Lipitor is a medication used to lower bad cholesterol, more formally known as low-density lipoprotein (LDL). The drug is meant to be used in addition to an exercise regime and a healthy diet; you can't, in other words, take Lipitor and eat whatever you want without any effect on cholesterol. For some people, though, diet and exercise may not be enough to control cholesterol, because so much of it is made by the body.
Maintaining healthy levels of cholesterol has an enormous impact on your heart health, and unlike risk factors such as age or family history, cholesterol counts are a manageable risk factor for heart disease. High cholesterol levels in the blood can clog arteries, leading to a heart attack. Lipitor could lower bad cholesterol by 39 to 60 percent, depending on the dosage [source: Lipitor].
Lipitor also works to a lesser extent to increase high-density lipoproteins (HDL), or the good cholesterol; the medication has been shown to raise HDL by 5 to 9 percent [source: Lipitor]. Lowered levels of this good cholesterol can also increase the risk of heart disease, because HDL carries away extra cholesterol to the liver, thus removing it from the bloodstream and lowering your cholesterol count.

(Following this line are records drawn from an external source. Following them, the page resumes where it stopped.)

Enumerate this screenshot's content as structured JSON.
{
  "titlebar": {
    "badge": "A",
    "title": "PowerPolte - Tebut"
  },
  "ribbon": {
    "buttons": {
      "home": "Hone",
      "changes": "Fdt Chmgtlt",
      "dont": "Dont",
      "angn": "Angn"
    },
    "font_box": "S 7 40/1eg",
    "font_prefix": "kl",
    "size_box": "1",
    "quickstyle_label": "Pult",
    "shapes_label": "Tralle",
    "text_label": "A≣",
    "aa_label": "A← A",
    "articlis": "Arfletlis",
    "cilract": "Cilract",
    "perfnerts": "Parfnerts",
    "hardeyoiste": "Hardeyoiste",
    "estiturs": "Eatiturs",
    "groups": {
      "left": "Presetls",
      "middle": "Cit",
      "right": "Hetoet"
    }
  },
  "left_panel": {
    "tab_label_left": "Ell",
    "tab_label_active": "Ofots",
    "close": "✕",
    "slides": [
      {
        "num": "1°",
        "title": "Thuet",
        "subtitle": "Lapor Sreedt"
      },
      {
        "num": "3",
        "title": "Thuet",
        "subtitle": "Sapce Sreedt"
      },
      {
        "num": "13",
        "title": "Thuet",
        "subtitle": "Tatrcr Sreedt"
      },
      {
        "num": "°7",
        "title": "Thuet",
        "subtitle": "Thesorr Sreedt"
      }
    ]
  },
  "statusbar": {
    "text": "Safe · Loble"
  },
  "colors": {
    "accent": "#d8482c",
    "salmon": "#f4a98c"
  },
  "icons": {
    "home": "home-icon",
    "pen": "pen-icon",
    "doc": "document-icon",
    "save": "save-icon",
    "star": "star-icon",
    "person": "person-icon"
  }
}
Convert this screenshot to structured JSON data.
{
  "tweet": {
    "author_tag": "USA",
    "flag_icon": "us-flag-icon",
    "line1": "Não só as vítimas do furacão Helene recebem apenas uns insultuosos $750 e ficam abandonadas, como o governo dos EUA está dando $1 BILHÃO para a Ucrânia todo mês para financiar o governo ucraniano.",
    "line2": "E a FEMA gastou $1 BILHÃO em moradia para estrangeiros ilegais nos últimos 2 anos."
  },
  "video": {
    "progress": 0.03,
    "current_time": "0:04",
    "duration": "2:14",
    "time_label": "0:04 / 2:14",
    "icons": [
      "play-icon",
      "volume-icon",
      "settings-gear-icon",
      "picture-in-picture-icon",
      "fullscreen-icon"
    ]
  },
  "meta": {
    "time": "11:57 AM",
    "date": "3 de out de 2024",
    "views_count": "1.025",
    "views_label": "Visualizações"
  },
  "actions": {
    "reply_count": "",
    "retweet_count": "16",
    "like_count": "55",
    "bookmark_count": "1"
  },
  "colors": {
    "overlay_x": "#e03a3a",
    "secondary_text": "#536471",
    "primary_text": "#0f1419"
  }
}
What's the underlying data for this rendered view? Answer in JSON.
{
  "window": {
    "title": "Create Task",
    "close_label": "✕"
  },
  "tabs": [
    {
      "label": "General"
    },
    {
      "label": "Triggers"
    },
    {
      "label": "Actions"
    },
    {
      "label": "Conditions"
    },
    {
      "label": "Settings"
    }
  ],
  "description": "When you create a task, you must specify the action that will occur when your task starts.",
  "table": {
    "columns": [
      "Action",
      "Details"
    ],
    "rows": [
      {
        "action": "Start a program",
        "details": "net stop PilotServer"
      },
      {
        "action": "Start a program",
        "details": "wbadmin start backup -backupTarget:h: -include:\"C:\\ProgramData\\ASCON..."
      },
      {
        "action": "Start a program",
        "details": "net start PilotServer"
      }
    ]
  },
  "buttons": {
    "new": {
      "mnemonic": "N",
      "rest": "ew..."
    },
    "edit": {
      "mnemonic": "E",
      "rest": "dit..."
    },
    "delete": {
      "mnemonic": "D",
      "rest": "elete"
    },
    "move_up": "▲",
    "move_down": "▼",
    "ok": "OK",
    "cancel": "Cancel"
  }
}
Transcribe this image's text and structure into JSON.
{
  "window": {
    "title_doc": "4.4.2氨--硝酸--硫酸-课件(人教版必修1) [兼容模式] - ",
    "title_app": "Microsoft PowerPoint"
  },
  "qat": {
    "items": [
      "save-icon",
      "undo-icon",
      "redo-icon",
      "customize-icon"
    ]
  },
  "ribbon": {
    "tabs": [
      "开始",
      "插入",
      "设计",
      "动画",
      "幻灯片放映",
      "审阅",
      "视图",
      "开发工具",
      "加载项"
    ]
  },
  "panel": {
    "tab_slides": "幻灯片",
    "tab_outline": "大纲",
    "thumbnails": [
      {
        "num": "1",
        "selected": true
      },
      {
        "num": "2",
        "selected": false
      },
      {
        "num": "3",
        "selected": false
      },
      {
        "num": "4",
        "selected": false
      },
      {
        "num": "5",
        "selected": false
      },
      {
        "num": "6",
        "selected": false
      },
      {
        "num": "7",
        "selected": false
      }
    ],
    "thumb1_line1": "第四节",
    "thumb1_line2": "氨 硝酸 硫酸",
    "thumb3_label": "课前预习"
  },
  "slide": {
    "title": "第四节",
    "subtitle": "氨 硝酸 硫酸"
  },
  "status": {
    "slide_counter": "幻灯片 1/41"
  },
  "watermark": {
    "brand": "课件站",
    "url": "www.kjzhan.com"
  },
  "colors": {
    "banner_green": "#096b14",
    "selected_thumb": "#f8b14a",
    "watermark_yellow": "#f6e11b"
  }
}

Because Lipitor reduces the risk of heart disease, the U.S. Food and Drug Administration (FDA) has recognized Lipitor as a way to reduce the risk of heart attack, certain kinds of heart surgeries and chest pain. It's also an approved way to reduce the risk of strokes, which are like heart attacks in the brain. While Lipitor can help stave off that first stroke, it's also an effective way to prevent a possible second. In a 2006 study published in the New England Journal of Medicine, researchers found that patients taking Lipitor after their first stroke saw a 16 percent reduction in the risk of another stroke compared to subjects taking a placebo [source: Rosalind Franklin University of Medicine and Science].